Asmal qualified as a barrister in both the London and Dublin Bars and received degrees from both the London School of Economics (LL.M. (Lond.)) and Trinity College, Dublin (M.A. (Dubl.)).

==Political career==
While in London, Asmal started the British Anti-Apartheid Movement. Upon moving to Ireland, he founded the Irish Anti-Apartheid Movement, and he also helped to establish the Irish Council for Civil Liberties and the Divorce Action Group.

Asmal served on the ANC's constitutional committee from 1986, and returned to South Africa in 1990. He later stated that, while in Ireland in the late 1970s, he had assisted the ANC to find IRA volunteers, who did reconnaissance on South Africa's Sasolburg refinery, which was then bombed by the uMkhonto we Sizwe, the ANC's military wing in 1980.

Asmal was a board member of the Centre for Human Rights at the University of Pretoria.

=== Minister of Water Affairs ===
Shortly after returning to South Africa in 1990, Asmal was elected to the ANC's National Executive Committee. In 1993, he served as a member of the negotiating team of the ANC at the Multiparty Negotiating Forum. In May 1994, he was elected to the National Assembly, and he joined the Cabinet, as Minister of Water Affairs and Forestry.

In 1996, World Wide Fund for Nature-South Africa awarded Asmal their gold medal for his conservation work. During his tenure, he supported the Global Water Partnership of which he was a patron. As Minister of Water Affairs and Forestry he spearheaded the recognition of the concept of "the environment as a prime water user". While serving as Minister of Water Affairs and Forestry, he also served as the chairman of the World Commission on Dams (1997–2001). His work as Minister of Water Affairs is widely regarded as successful, which was attributed largely to his ability to work with the still-largely Afrikaner civil service.

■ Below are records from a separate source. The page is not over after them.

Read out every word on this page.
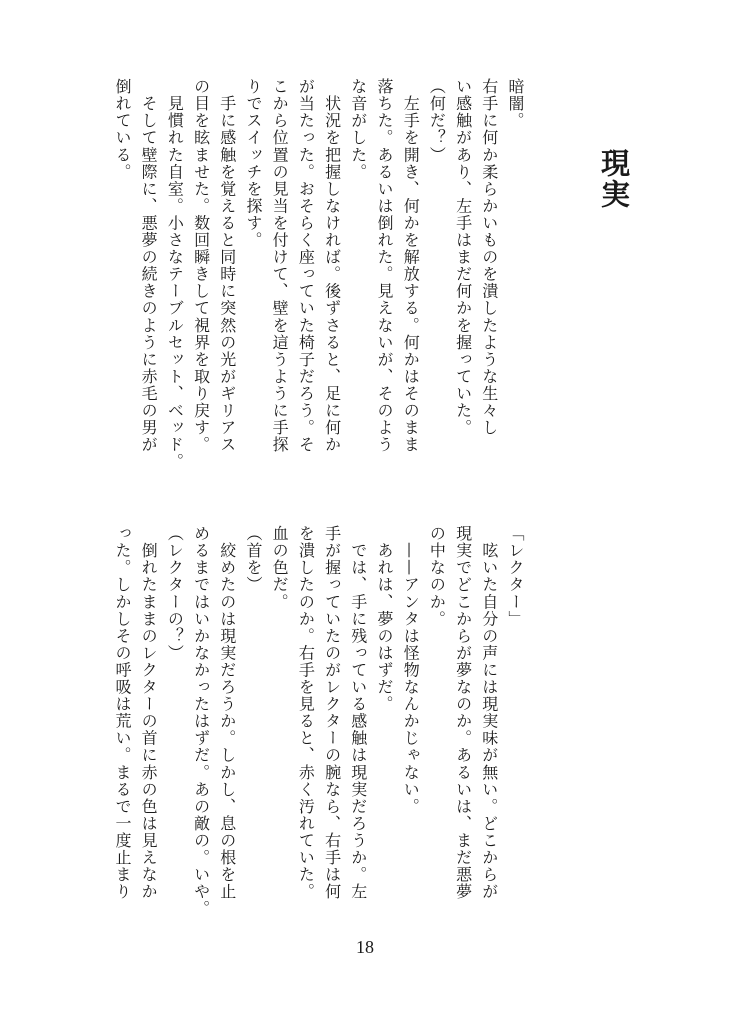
現実
暗闇。
右手に何か柔らかいものを潰したような生々し
い感触があり、左手はまだ何かを握っていた。
（何だ？）
　左手を開き、何かを解放する。何かはそのまま
落ちた。あるいは倒れた。見えないが、そのよう
な音がした。
　状況を把握しなければ。後ずさると、足に何か
が当たった。おそらく座っていた椅子だろう。そ
こから位置の見当を付けて、壁を這うように手探
りでスイッチを探す。
　手に感触を覚えると同時に突然の光がギリアス
の目を眩ませた。数回瞬きして視界を取り戻す。
　見慣れた自室。小さなテーブルセット、ベッド。
　そして壁際に、悪夢の続きのように赤毛の男が
倒れている。
「レクター」
　呟いた自分の声には現実味が無い。どこからが
現実でどこからが夢なのか。あるいは、まだ悪夢
の中なのか。
　——アンタは怪物なんかじゃない。
　あれは、夢のはずだ。
　では、手に残っている感触は現実だろうか。左
手が握っていたのがレクターの腕なら、右手は何
を潰したのか。右手を見ると、赤く汚れていた。
血の色だ。
（首を）
　絞めたのは現実だろうか。しかし、息の根を止
めるまではいかなかったはずだ。あの敵の。いや。
（レクターの？）
　倒れたままのレクターの首に赤の色は見えなか
った。しかしその呼吸は荒い。まるで一度止まり
18
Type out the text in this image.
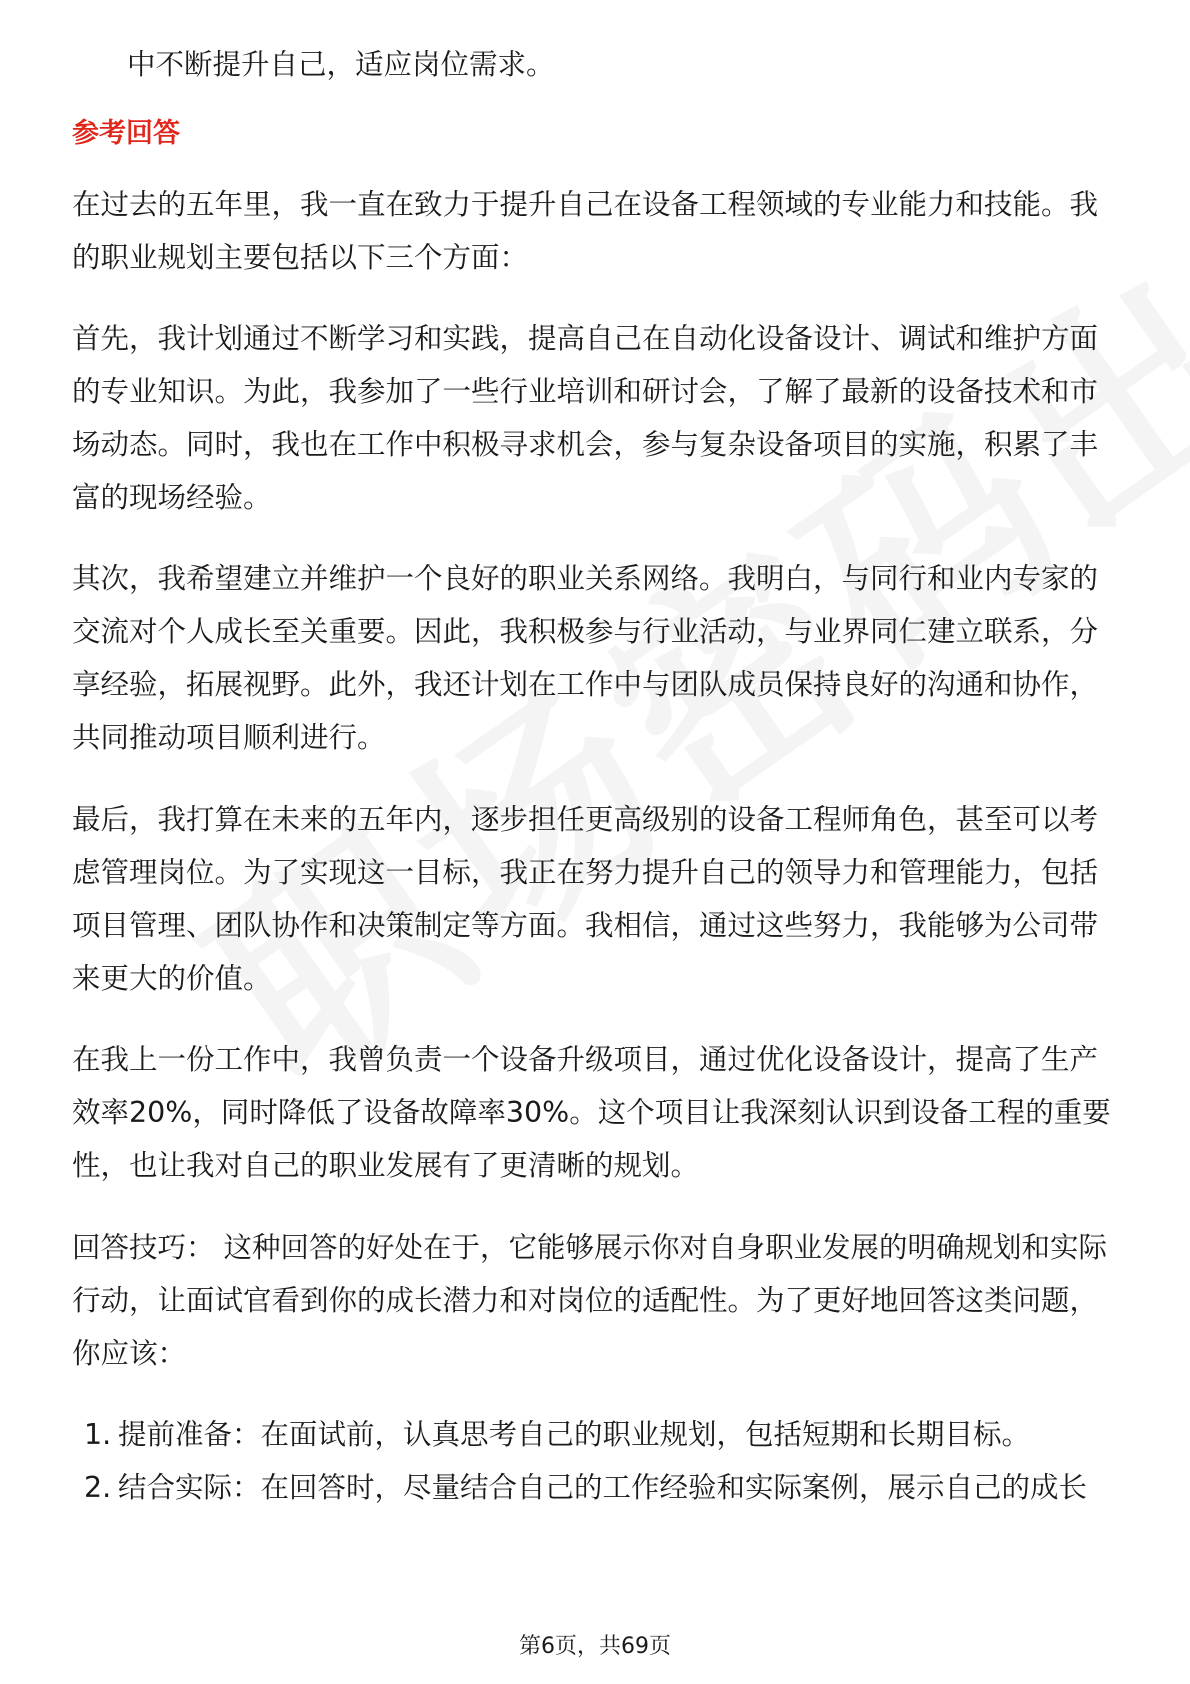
中不断提升自己，适应岗位需求。
参考回答
在过去的五年里，我一直在致力于提升自己在设备工程领域的专业能力和技能。我
的职业规划主要包括以下三个方面：
首先，我计划通过不断学习和实践，提高自己在自动化设备设计、调试和维护方面
的专业知识。为此，我参加了一些行业培训和研讨会，了解了最新的设备技术和市
场动态。同时，我也在工作中积极寻求机会，参与复杂设备项目的实施，积累了丰
富的现场经验。
其次，我希望建立并维护一个良好的职业关系网络。我明白，与同行和业内专家的
交流对个人成长至关重要。因此，我积极参与行业活动，与业界同仁建立联系，分
享经验，拓展视野。此外，我还计划在工作中与团队成员保持良好的沟通和协作，
共同推动项目顺利进行。
最后，我打算在未来的五年内，逐步担任更高级别的设备工程师角色，甚至可以考
虑管理岗位。为了实现这一目标，我正在努力提升自己的领导力和管理能力，包括
项目管理、团队协作和决策制定等方面。我相信，通过这些努力，我能够为公司带
来更大的价值。
在我上一份工作中，我曾负责一个设备升级项目，通过优化设备设计，提高了生产
效率20%，同时降低了设备故障率30%。这个项目让我深刻认识到设备工程的重要
性，也让我对自己的职业发展有了更清晰的规划。
回答技巧： 这种回答的好处在于，它能够展示你对自身职业发展的明确规划和实际
行动，让面试官看到你的成长潜力和对岗位的适配性。为了更好地回答这类问题，
你应该：
1. 提前准备：在面试前，认真思考自己的职业规划，包括短期和长期目标。
2. 结合实际：在回答时，尽量结合自己的工作经验和实际案例，展示自己的成长
第6页，共69页
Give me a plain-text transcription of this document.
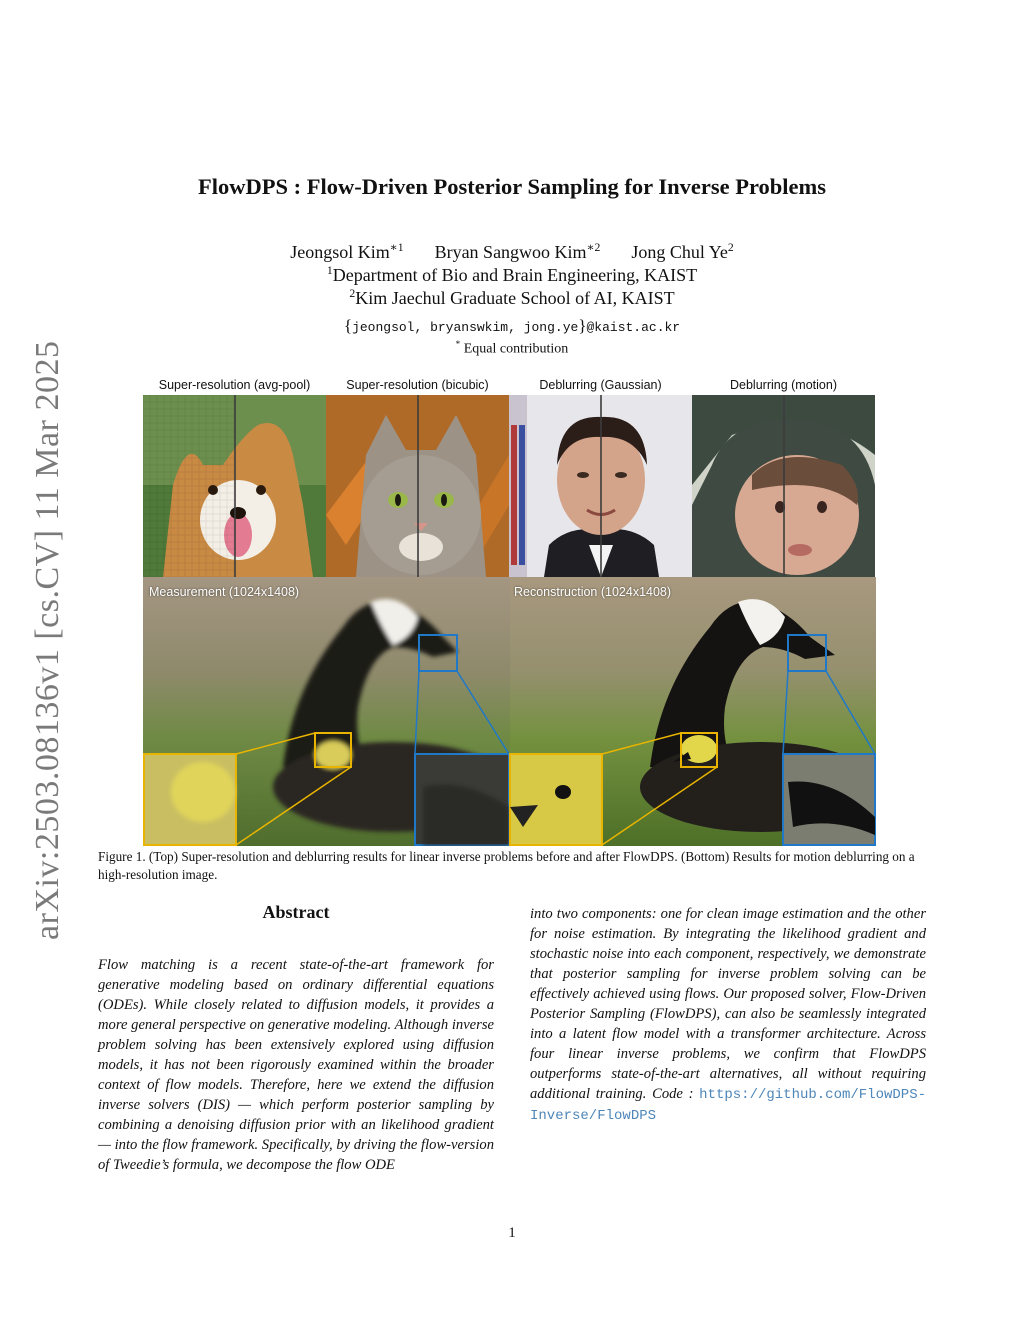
arXiv:2503.08136v1 [cs.CV] 11 Mar 2025
FlowDPS : Flow-Driven Posterior Sampling for Inverse Problems
Jeongsol Kim$^{∗1}$ Bryan Sangwoo Kim$^{∗2}$ Jong Chul Ye$^2$
$^1$Department of Bio and Brain Engineering, KAIST
$^2$Kim Jaechul Graduate School of AI, KAIST
{jeongsol, bryanswkim, jong.ye}@kaist.ac.kr
* Equal contribution
Super-resolution (avg-pool)	Super-resolution (bicubic)	Deblurring (Gaussian)	Deblurring (motion)
Measurement (1024x1408)	Reconstruction (1024x1408)
Figure 1. (Top) Super-resolution and deblurring results for linear inverse problems before and after FlowDPS. (Bottom) Results for motion deblurring on a high-resolution image.
Abstract

Flow matching is a recent state-of-the-art framework for generative modeling based on ordinary differential equations (ODEs). While closely related to diffusion models, it provides a more general perspective on generative modeling. Although inverse problem solving has been extensively explored using diffusion models, it has not been rigorously examined within the broader context of flow models. Therefore, here we extend the diffusion inverse solvers (DIS) — which perform posterior sampling by combining a denoising diffusion prior with an likelihood gradient — into the flow framework. Specifically, by driving the flow-version of Tweedie’s formula, we decompose the flow ODE

into two components: one for clean image estimation and the other for noise estimation. By integrating the likelihood gradient and stochastic noise into each component, respectively, we demonstrate that posterior sampling for inverse problem solving can be effectively achieved using flows. Our proposed solver, Flow-Driven Posterior Sampling (FlowDPS), can also be seamlessly integrated into a latent flow model with a transformer architecture. Across four linear inverse problems, we confirm that FlowDPS outperforms state-of-the-art alternatives, all without requiring additional training. Code : https://github.com/FlowDPS-Inverse/FlowDPS

1
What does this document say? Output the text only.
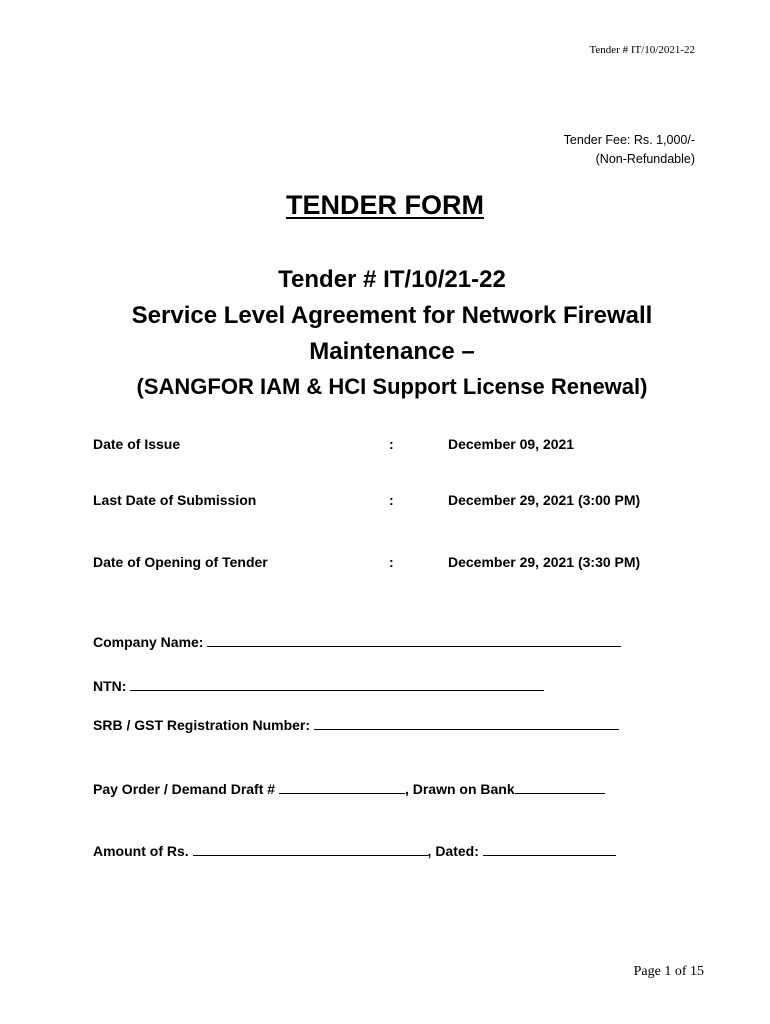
Tender # IT/10/2021-22
Tender Fee: Rs. 1,000/-
(Non-Refundable)
TENDER FORM
Tender # IT/10/21-22
Service Level Agreement for Network Firewall
Maintenance –
(SANGFOR IAM & HCI Support License Renewal)
Date of Issue	:	December 09, 2021
Last Date of Submission	:	December 29, 2021 (3:00 PM)
Date of Opening of Tender	:	December 29, 2021 (3:30 PM)
Company Name:
NTN:
SRB / GST Registration Number:
Pay Order / Demand Draft #	, Drawn on Bank
Amount of Rs.	, Dated:
Page 1 of 15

===Minister of Education===
Although Asmal was not as close to President Thabo Mbeki as he was to President Nelson Mandela, he was promoted to Minister of Education in 1999 after that year's general elections. Among his initiatives as Minister of Education was the launching in 2001 of the South African History Project "to promote and enhance the conditions and status of the learning and teaching of history in the South African schooling system, with the goal of restoring its material position and intellectual purchase in the classroom".

Given the vast inequalities in the education system that were inherited from the apartheid regime, the post was seen by many as a poisoned chalice. After rolling back some of the ANC's more ambitious education policies to make his brief more realistic, he managed to introduce some of the most significant and far-reaching changes to the country's education system in its history. One of his most controversial moves as Minister of Education was to threaten South African universities with quotas if they failed to apply affirmative action policies to their students and staff. Asmal decide to close down all Teacher Training Colleges as well as certain Technical Colleges.
Outcome-based education was introduced during his tenure, and scrapped a few years later.

===Backbencher===
In 2004, Asmal left government but would remain in Parliament until 2008.

On 5 October 2007, he severely criticised Robert Mugabe for the situation in Zimbabwe, lamenting that he had not spoken previously, at the launch of a book Through the Darkness – A Life in Zimbabwe, by Judith Todd, daughter of Southern Rhodesia Prime Minister Garfield Todd, an opponent of white minority rule under Ian Smith.

Asmal resigned from parliament in 2008 in protest against the ANC's disbanding of the elite Scorpions anti-crime unit. He felt it was a poor decision and that it was improper that politicians who had been investigated and found by the Scorpions to be engaged in corruption then took part in the vote to disband the organisation.

==Later life==
Asmal called for the controversial Protection of State Information Bill (also known as the "Secrecy Bill") to be scrapped.

He published an autobiography, Politics in my Blood.

He died in 2011 after suffering a heart attack.